La pressione sui giurati era dunque molto alta. Il direttore sportivo della Dimension Data (la squadra di Cavendish) Rolf Aldag ha addirittura aperto seduta stante un profilo Twitter per protestare contro Sagan e invocare la sanzione più dura da parte dell’Uci. La decisione di espellere il corridore slovacco dalla corsa pare però eccessiva. Si tratta in definitiva di un gomito aperto e non di una gomitata, il cambio di traiettoria c’è ma senza decelerazioni o sterzate, lo stesso Cavendish nel provare a passare in quel corridoio ha in fondo compiuto un azzardo (anche se in maniera del tutto corretta). Più in generale, da quando la congestione nelle volate di gruppo rende difficilissimo arrivare agli ultimi due/trecento metri coperti dietro il treno della propria squadra, la lotta per posizionarsi è diventata ancora più muscolare, anche a causa della presenza in gruppo di cinque o sei sprinter peso-massimo (oltre a Sagan citiamo Kittel, Greipel, Degenkolp, Démare). Nessuno è disposto a tirarsi indietro, e spesso viene a crearsi una situazione simile alle gare su pista. Risuccederà, e forse servirebbe un deterrente diverso da un cartellino rosso.
Si poteva penalizzare Sagan senza cacciarlo? L’iridato è probabilmente il ciclista che più di ogni altro garantisce lo spettacolo, per le sue potenzialità ma anche per le qualità agonistiche e la sistematicità con cui rincorre il successo su tutti i terreni. Il percorso del Tour quest’anno è tutt’altro che complicato, il rischio di assistere a interminabili sgambate (a media piuttosto bassa per ora) in attesa di volate da mezzogiorno di fuoco è molto alto, i corridori in grado di sparigliare le carte non tantissimi, anche perché le tappe sono spesso molto lunghe e le sortite da lontano, anche causa il caldo torrido, destinate a concludersi al massimo nel premio giornaliero alla combattività.
La Grande Boucle però è uno spettacolo che genera un fatturato superiore a 100 milioni di euro (per fare un paragone quello del Giro 2017 curato da Cairo e dunque in sensibile crescita rispetto al 2016 si è comunque fermato a un valore di 40 mln). Il modello di business del Tour si basa per il 50% sui diritti Tv e per il 40% sulle sponsorizzazioni (il rimanente 10% viene versato dalle località sede di partenza o arrivo di tappa) e lo share in Francia è mediamente del 36/40%. Uno spot inserito nella cronaca della tappa può costare da 7 a 10mila euro, che diventano 15mila nelle tappe di montagna.

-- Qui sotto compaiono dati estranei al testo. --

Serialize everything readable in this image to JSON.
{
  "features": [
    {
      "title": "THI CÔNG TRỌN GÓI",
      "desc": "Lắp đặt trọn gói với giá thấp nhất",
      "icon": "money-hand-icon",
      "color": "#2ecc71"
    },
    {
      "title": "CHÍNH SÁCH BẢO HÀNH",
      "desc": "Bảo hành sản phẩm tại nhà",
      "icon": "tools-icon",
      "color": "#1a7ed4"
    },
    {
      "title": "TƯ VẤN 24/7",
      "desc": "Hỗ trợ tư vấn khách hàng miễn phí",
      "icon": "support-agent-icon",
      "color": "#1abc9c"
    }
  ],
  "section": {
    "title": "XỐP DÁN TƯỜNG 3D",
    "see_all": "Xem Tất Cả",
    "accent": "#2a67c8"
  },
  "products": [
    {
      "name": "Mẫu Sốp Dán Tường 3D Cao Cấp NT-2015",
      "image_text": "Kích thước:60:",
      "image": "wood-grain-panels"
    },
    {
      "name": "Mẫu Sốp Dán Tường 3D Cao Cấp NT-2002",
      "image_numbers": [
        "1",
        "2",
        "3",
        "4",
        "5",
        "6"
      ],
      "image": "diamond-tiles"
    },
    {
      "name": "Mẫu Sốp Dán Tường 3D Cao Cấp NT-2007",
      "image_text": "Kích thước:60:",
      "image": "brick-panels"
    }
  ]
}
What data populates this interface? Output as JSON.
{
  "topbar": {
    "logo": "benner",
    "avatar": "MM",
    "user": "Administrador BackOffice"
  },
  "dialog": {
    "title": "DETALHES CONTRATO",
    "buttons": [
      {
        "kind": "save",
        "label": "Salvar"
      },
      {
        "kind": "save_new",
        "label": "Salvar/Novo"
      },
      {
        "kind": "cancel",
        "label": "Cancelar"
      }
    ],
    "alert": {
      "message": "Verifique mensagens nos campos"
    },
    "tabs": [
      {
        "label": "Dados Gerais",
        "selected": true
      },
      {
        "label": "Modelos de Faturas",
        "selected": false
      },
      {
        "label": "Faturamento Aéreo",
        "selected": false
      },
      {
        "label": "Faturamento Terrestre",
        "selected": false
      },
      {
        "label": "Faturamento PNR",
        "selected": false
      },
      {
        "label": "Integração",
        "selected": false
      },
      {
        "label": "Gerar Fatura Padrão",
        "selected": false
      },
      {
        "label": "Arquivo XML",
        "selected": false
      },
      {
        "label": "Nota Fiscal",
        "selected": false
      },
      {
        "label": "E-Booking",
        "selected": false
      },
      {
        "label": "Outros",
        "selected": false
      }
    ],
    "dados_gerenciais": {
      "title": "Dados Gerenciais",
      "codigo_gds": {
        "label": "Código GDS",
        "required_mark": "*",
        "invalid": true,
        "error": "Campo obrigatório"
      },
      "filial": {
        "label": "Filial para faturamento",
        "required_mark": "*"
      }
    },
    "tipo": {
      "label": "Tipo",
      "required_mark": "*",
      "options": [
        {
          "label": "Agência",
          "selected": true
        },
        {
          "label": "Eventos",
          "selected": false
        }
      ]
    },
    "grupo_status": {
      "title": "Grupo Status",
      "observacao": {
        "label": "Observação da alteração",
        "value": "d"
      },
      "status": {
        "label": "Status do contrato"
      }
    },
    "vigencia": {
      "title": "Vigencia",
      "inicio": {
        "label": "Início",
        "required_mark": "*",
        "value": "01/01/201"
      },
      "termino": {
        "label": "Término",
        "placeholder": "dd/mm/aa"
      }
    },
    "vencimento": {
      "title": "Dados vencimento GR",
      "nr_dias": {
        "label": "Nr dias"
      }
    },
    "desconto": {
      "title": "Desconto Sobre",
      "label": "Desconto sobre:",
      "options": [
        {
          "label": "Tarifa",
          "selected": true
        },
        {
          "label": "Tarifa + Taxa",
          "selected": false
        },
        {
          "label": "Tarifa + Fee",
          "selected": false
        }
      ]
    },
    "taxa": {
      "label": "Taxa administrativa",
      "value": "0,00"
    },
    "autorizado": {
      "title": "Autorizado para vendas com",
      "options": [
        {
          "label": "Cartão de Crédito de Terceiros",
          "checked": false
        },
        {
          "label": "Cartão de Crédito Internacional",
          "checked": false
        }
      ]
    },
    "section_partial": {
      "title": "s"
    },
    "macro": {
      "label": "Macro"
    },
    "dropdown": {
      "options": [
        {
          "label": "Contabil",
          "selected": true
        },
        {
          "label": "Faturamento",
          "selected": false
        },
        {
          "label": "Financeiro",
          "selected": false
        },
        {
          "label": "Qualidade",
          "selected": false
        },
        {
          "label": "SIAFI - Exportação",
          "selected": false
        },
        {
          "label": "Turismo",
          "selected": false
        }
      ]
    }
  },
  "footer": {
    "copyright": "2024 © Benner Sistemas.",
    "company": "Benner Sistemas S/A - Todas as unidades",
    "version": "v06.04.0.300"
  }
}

Può la Amaury Sport Organisation (Aso), la controllata delle Editions Philippe Amaury (che pubblica L’Equipe e France Football), organizzatrice della kermesse in giallo (così come la Parigi-Dakar), rinunciare a cuor leggero all’atleta di maggior richiamo di tutto il gruppo. “Il campione del mondo non si butta fuori gara così. É come se avessero cacciato Vettel dal Mondiale di Formula 1 per la sportellata ad Hamilton”, mi ha detto stamattina mio padre a colazione. E mi sa che ha ragione.